The term “Milky Way” comes from Classical Antiquity to describe the band of light in the nights sky and has become the name of our galaxy ever since. Part of a collection of 54 galaxies, the Milky Way is a spiral barred galaxy like many other known galaxies. Measuring 100 000 to 180 000 light years in diameter and 1000 light years thick, it is believed that the Milky Way consists of between 100 to 400 billion stars. However as our galaxy is constantly evolving as new stars are born or old ones die, it is very difficult to estimate exactly how many stars make up our galaxy.
The Milky Way has a Galactic Centre and a Galactic Disk which consists of four spiral arms that are surrounded by a halo of old stars and globular clusters. Approximately 10,000 light-years away, the Galactic Centre, also known as “bulge,” is a dense concentration of old stars. This region is also the Milky Way’s rotational centre. An intense radio source called Sagittarius A is found at the centre our galaxy. Due to the apparent gravitational influence of this radio source, it is probably an enormous black hole. It’s mass is believed to be between 4.1 and 4.5 million solar masses.
Around the Galactic Centre there are four spiral arms; two big arms and two smaller ones. However, as yet, there is no consensus on the exact structure or extent of these arms. These arms tend to contain a higher density of interstellar gas and dust as well as a higher concentration of star formation than the rest of the galaxy. Our solar system is found on the “Orion” arm which is mainly composed of red (older) stars and lies about 28 000 light-years away from the Galactic Centre. It is believed that the “Orion” arm takes around 250 million years to rotate around the galaxy. Our Solar System could have carried out between 20 and 21 galactic revolutions since its formation about 4.5 billion years ago.

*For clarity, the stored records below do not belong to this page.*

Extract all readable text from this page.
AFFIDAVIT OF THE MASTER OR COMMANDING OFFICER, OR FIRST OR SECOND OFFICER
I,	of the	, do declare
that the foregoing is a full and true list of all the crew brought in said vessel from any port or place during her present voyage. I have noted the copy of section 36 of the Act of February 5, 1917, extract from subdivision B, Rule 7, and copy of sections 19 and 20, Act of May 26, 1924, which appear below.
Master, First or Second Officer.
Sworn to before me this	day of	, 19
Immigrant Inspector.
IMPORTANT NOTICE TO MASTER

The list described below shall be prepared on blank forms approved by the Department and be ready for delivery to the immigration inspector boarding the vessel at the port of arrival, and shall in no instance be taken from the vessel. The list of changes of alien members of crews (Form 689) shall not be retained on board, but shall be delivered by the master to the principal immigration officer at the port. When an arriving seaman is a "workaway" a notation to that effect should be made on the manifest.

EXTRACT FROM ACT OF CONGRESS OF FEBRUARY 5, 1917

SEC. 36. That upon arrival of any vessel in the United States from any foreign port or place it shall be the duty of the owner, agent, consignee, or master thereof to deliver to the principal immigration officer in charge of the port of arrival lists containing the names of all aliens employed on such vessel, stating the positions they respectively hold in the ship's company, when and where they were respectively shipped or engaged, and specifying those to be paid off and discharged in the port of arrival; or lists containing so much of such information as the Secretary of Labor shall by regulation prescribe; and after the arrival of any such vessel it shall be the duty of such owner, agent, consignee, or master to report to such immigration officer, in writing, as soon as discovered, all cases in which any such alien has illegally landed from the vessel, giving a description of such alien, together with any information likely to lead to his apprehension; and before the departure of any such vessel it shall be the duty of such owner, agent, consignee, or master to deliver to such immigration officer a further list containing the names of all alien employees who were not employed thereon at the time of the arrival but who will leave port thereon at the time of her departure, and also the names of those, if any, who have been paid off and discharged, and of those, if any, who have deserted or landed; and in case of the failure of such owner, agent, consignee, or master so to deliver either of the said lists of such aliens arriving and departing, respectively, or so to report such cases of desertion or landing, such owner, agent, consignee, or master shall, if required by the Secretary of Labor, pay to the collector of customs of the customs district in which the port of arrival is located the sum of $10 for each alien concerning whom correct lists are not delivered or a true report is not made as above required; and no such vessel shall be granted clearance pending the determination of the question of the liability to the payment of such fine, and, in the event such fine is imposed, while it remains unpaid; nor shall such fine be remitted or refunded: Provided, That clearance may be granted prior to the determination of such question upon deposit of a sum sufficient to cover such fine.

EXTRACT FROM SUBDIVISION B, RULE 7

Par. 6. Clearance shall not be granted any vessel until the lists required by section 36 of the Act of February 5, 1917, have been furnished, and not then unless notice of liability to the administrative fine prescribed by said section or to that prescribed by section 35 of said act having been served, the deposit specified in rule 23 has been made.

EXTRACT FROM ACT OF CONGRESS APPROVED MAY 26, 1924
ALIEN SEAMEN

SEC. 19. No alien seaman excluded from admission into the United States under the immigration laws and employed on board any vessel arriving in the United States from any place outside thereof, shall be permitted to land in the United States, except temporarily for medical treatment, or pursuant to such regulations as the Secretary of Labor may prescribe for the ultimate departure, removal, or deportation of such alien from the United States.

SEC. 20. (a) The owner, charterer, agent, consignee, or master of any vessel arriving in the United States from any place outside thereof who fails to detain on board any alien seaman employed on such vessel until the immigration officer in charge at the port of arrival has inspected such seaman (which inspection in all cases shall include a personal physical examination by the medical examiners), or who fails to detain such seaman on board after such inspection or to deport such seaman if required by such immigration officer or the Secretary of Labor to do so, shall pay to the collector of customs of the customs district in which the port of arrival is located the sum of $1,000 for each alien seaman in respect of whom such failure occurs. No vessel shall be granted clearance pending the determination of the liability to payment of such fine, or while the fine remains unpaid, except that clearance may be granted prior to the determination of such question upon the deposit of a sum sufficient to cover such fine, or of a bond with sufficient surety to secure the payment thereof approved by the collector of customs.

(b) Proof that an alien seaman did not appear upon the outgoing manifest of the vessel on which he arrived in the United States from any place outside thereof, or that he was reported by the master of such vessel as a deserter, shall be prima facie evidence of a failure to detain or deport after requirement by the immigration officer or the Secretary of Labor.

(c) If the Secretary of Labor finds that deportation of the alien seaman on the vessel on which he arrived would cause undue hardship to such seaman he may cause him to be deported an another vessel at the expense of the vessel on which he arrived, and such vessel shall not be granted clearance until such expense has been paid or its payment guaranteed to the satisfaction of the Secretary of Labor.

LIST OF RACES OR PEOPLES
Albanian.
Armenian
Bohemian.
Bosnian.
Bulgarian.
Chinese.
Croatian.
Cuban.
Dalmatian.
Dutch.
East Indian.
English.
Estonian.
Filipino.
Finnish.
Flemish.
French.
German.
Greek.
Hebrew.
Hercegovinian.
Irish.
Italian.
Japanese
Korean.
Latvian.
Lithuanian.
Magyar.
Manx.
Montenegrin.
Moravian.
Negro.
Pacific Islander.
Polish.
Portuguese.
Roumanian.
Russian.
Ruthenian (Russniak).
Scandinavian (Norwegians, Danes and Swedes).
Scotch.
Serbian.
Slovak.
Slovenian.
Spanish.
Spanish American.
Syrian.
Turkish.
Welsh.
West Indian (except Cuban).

Although you can’t feel it, our planet orbits the Sun at a speed of about 100,000 km / h. However this nothing in comparison to the fact that our Galaxy moves through space at the phenomenal speed of 2 million km / h. (The equivalent to about 630 km per second). At the same time our galaxy is pulled by a supercluster located about 600 light-years away and is pushed by a vast, sparsely packed galactic region.